O Ministério da Saúde anunciou nesta segunda-feira (19) a ampliação do acompanhamento da saúde de crianças indígenas em todo o país. A Secretaria Especial de Saúde Indígena (Sesai) lançou o primeiro módulo de Monitoramento do Desenvolvimento na Infância, iniciativa que passa a integrar o Sistema de Atenção à Saúde Indígena.
A nova ferramenta foi criada para padronizar e qualificar a coleta de dados sobre a saúde infantil nos 34 Distritos Sanitários Especiais Indígenas (Dseis) existentes no Brasil.

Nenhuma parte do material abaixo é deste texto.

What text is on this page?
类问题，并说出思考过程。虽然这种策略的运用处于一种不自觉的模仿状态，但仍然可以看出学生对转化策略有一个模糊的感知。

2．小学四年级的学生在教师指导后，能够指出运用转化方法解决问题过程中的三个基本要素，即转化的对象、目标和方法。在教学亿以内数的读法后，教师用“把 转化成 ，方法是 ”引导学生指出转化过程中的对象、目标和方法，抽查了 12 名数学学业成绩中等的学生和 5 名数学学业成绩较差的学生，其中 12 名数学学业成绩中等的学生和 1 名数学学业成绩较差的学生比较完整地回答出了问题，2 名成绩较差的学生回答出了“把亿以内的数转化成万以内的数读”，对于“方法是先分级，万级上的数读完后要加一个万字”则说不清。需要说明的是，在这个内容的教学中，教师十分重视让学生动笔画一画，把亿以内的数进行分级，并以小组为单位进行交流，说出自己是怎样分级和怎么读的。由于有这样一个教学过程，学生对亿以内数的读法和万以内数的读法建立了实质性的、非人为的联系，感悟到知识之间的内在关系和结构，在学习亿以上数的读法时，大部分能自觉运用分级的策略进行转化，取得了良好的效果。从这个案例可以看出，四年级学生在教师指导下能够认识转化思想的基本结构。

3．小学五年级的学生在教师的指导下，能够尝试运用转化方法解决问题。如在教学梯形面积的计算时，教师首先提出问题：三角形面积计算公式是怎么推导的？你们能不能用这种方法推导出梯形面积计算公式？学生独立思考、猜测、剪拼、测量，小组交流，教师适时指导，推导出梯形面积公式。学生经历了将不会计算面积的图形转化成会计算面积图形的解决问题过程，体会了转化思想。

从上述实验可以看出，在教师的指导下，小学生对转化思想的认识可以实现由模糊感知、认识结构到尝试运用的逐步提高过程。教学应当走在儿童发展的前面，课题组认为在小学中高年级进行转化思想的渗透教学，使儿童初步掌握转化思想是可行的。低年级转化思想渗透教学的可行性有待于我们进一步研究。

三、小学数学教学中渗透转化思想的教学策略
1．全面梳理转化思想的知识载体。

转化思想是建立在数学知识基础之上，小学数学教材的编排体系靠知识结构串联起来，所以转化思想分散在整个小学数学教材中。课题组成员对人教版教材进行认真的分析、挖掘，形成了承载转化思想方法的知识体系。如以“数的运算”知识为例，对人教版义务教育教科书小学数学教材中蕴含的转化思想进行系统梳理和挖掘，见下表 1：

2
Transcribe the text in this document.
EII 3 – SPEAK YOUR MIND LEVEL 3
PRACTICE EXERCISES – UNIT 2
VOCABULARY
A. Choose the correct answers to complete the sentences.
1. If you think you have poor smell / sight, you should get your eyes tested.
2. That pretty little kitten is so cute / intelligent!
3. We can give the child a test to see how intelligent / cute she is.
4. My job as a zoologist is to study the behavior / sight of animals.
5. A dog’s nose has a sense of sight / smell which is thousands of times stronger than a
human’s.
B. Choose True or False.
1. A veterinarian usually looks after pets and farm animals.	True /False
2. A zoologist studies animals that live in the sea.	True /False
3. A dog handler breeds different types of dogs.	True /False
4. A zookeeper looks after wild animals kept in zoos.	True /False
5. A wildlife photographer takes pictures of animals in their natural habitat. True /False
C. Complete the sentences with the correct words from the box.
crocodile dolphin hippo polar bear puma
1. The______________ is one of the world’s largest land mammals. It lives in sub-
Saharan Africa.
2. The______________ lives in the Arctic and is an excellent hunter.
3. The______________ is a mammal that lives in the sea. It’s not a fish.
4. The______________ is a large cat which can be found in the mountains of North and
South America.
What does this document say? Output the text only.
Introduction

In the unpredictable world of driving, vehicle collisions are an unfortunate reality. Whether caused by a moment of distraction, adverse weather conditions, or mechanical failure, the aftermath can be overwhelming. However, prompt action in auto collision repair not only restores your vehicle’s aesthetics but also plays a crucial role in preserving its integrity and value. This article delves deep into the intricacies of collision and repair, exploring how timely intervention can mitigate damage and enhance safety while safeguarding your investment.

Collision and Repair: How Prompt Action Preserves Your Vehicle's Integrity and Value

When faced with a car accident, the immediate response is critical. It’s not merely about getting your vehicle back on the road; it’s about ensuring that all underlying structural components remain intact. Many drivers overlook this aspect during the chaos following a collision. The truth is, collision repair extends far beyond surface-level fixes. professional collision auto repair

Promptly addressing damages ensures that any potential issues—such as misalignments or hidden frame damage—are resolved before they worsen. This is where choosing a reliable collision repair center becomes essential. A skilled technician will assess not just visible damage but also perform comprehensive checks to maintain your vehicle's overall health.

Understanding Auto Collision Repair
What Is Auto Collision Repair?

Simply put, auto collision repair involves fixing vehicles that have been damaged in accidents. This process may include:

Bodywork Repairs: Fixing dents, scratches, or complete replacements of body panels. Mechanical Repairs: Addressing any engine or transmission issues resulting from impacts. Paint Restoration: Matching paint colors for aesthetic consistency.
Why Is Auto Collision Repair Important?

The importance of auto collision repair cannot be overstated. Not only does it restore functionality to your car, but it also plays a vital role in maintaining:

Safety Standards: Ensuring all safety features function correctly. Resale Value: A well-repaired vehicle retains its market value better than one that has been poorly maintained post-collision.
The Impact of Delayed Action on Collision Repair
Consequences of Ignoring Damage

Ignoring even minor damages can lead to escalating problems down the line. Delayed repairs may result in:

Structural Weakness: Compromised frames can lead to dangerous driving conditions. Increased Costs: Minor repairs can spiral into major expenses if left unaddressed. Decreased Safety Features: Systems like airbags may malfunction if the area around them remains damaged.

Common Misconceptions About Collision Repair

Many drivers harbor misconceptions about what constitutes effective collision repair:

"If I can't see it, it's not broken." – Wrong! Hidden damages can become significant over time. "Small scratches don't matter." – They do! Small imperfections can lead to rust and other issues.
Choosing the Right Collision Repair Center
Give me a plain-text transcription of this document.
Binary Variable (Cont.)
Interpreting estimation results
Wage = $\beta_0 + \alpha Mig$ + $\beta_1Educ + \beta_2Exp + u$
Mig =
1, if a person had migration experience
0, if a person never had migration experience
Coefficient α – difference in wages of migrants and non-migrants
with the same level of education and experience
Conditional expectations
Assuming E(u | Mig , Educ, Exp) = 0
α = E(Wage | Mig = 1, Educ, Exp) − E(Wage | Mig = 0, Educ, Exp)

Até então, o sistema não contava com um espaço específico voltado ao registro detalhado das informações relacionadas às crianças atendidas nos territórios indígenas.
Segundo a diretora do Departamento de Atenção Primária à Saúde, Putira Sacuena, o principal objetivo do módulo é permitir a identificação precoce de doenças e agravos mais frequentes na infância indígena, além de subsidiar ações de cuidado mais eficientes. “A sistematização dessas informações em saúde é um eixo totalmente estratégico para o cuidado da infância indígena”, afirmou.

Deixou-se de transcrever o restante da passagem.